Tucked away in Wai‘anae’s Lualualei Valley, MA‘O Farms is more than a teaching and learning farm. An acroynym for Mala ‘Ai ‘Ōpio, or youth food garden, it is an opportunity for a better life. The farm’s Youth Leadership Training program supports academic and entrepreneurial growth by giving young adults college tuition support, a monthly stipend, and firsthand job experience—like helping to operate Ma‘o’s Community Service Agriculture element—while working at the farm.
Colsen Kāpili‘enamekealohapūnihipau‘ole Balai initially joined the Youth Leadership Training program as a pragmatic means to pay for higher education. But the takeaway has been equally rich: “In my time at MA‘O, I feel I have developed a greater understanding and appreciation of the work that it takes to produce food,” he says.
MA‘O Farms draws from its Hawaiian value of aloha ‘āina, working closely with the land, a practice integral to the understanding that if the land is nourished, so too will the people around it.
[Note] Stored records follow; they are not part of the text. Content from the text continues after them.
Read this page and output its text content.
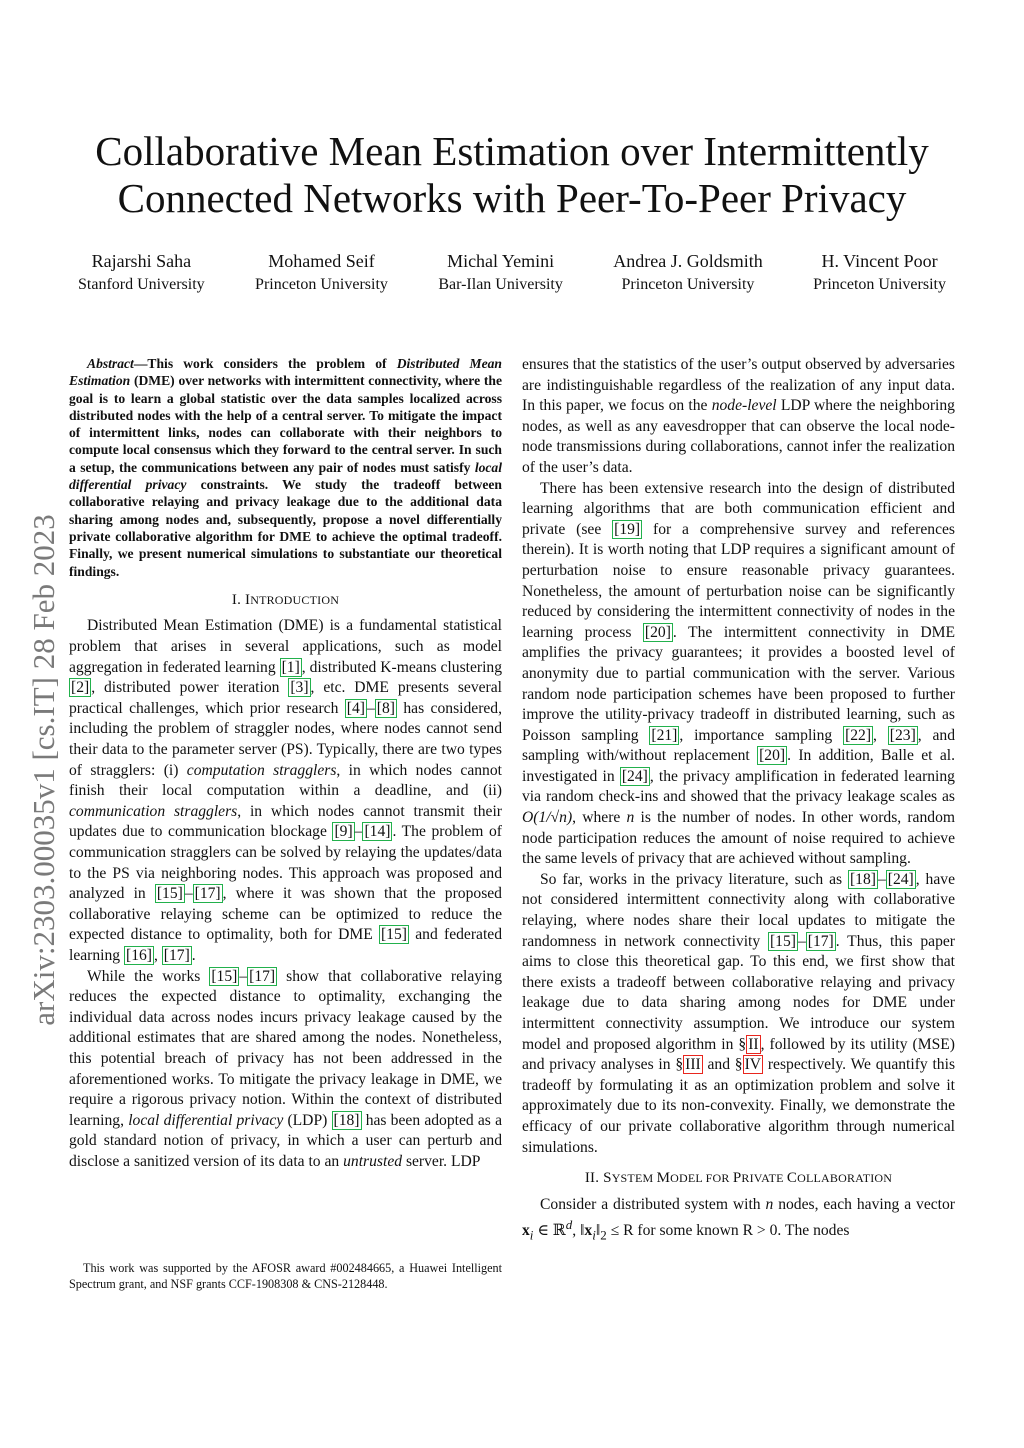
Collaborative Mean Estimation over Intermittently
Connected Networks with Peer-To-Peer Privacy
Rajarshi Saha
Stanford University
Mohamed Seif
Princeton University
Michal Yemini
Bar-Ilan University
Andrea J. Goldsmith
Princeton University
H. Vincent Poor
Princeton University
arXiv:2303.00035v1 [cs.IT] 28 Feb 2023

Abstract—This work considers the problem of Distributed Mean Estimation (DME) over networks with intermittent connectivity, where the goal is to learn a global statistic over the data samples localized across distributed nodes with the help of a central server. To mitigate the impact of intermittent links, nodes can collaborate with their neighbors to compute local consensus which they forward to the central server. In such a setup, the communications between any pair of nodes must satisfy local differential privacy constraints. We study the tradeoff between collaborative relaying and privacy leakage due to the additional data sharing among nodes and, subsequently, propose a novel differentially private collaborative algorithm for DME to achieve the optimal tradeoff. Finally, we present numerical simulations to substantiate our theoretical findings.

I. INTRODUCTION

Distributed Mean Estimation (DME) is a fundamental statistical problem that arises in several applications, such as model aggregation in federated learning [1] , distributed K-means clustering [2] , distributed power iteration [3] , etc. DME presents several practical challenges, which prior research [4] – [8] has considered, including the problem of straggler nodes, where nodes cannot send their data to the parameter server (PS). Typically, there are two types of stragglers: (i) computation stragglers, in which nodes cannot finish their local computation within a deadline, and (ii) communication stragglers, in which nodes cannot transmit their updates due to communication blockage [9] – [14] . The problem of communication stragglers can be solved by relaying the updates/data to the PS via neighboring nodes. This approach was proposed and analyzed in [15] – [17] , where it was shown that the proposed collaborative relaying scheme can be optimized to reduce the expected distance to optimality, both for DME [15] and federated learning [16] , [17] .

While the works [15] – [17] show that collaborative relaying reduces the expected distance to optimality, exchanging the individual data across nodes incurs privacy leakage caused by the additional estimates that are shared among the nodes. Nonetheless, this potential breach of privacy has not been addressed in the aforementioned works. To mitigate the privacy leakage in DME, we require a rigorous privacy notion. Within the context of distributed learning, local differential privacy (LDP) [18] has been adopted as a gold standard notion of privacy, in which a user can perturb and disclose a sanitized version of its data to an untrusted server. LDP

This work was supported by the AFOSR award #002484665, a Huawei Intelligent Spectrum grant, and NSF grants CCF-1908308 & CNS-2128448.

ensures that the statistics of the user’s output observed by adversaries are indistinguishable regardless of the realization of any input data. In this paper, we focus on the node-level LDP where the neighboring nodes, as well as any eavesdropper that can observe the local node-node transmissions during collaborations, cannot infer the realization of the user’s data.

There has been extensive research into the design of distributed learning algorithms that are both communication efficient and private (see [19] for a comprehensive survey and references therein). It is worth noting that LDP requires a significant amount of perturbation noise to ensure reasonable privacy guarantees. Nonetheless, the amount of perturbation noise can be significantly reduced by considering the intermittent connectivity of nodes in the learning process [20] . The intermittent connectivity in DME amplifies the privacy guarantees; it provides a boosted level of anonymity due to partial communication with the server. Various random node participation schemes have been proposed to further improve the utility-privacy tradeoff in distributed learning, such as Poisson sampling [21] , importance sampling [22] , [23] , and sampling with/without replacement [20] . In addition, Balle et al. investigated in [24] , the privacy amplification in federated learning via random check-ins and showed that the privacy leakage scales as O(1/√n), where n is the number of nodes. In other words, random node participation reduces the amount of noise required to achieve the same levels of privacy that are achieved without sampling.

So far, works in the privacy literature, such as [18] – [24] , have not considered intermittent connectivity along with collaborative relaying, where nodes share their local updates to mitigate the randomness in network connectivity [15] – [17] . Thus, this paper aims to close this theoretical gap. To this end, we first show that there exists a tradeoff between collaborative relaying and privacy leakage due to data sharing among nodes for DME under intermittent connectivity assumption. We introduce our system model and proposed algorithm in § II , followed by its utility (MSE) and privacy analyses in § III and § IV respectively. We quantify this tradeoff by formulating it as an optimization problem and solve it approximately due to its non-convexity. Finally, we demonstrate the efficacy of our private collaborative algorithm through numerical simulations.

II. SYSTEM MODEL FOR PRIVATE COLLABORATION

Consider a distributed system with n nodes, each having a vector $x_i$ ∈ ℝ$^d$, $‖x_i‖_2 \le R$ for some known R > 0. The nodes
Students like Balai are examples of such belief: In this supportive, nurtured setting, they, like the plants they tend, take root, and flourish.
Day in the Life at MA‘O Farms with Colsen
“Every day on the farm at 6 a.m. we begin our day by chanting, “E ho mai,” a traditional Hawaiian chant, as grounding to prepare for the work ahead. While in the circle, farmers are briefed on what must be done and any upcoming events. On this day, we will work outside in the fields. We use a knife to manage the weeds in a bed. We burn the soil beds to eliminate any weed seed that might compete with crops and their growth. We connect with our roots, while picking roots. Washing American parsley can sometimes be a pain. I wash the soil off some pak choi. Boss isn’t amused with the pictures. We pack the produce to send it directly to stores and restaurants. At the end of the day at 1 p.m., we circle up once again to discuss the workday and debrief.”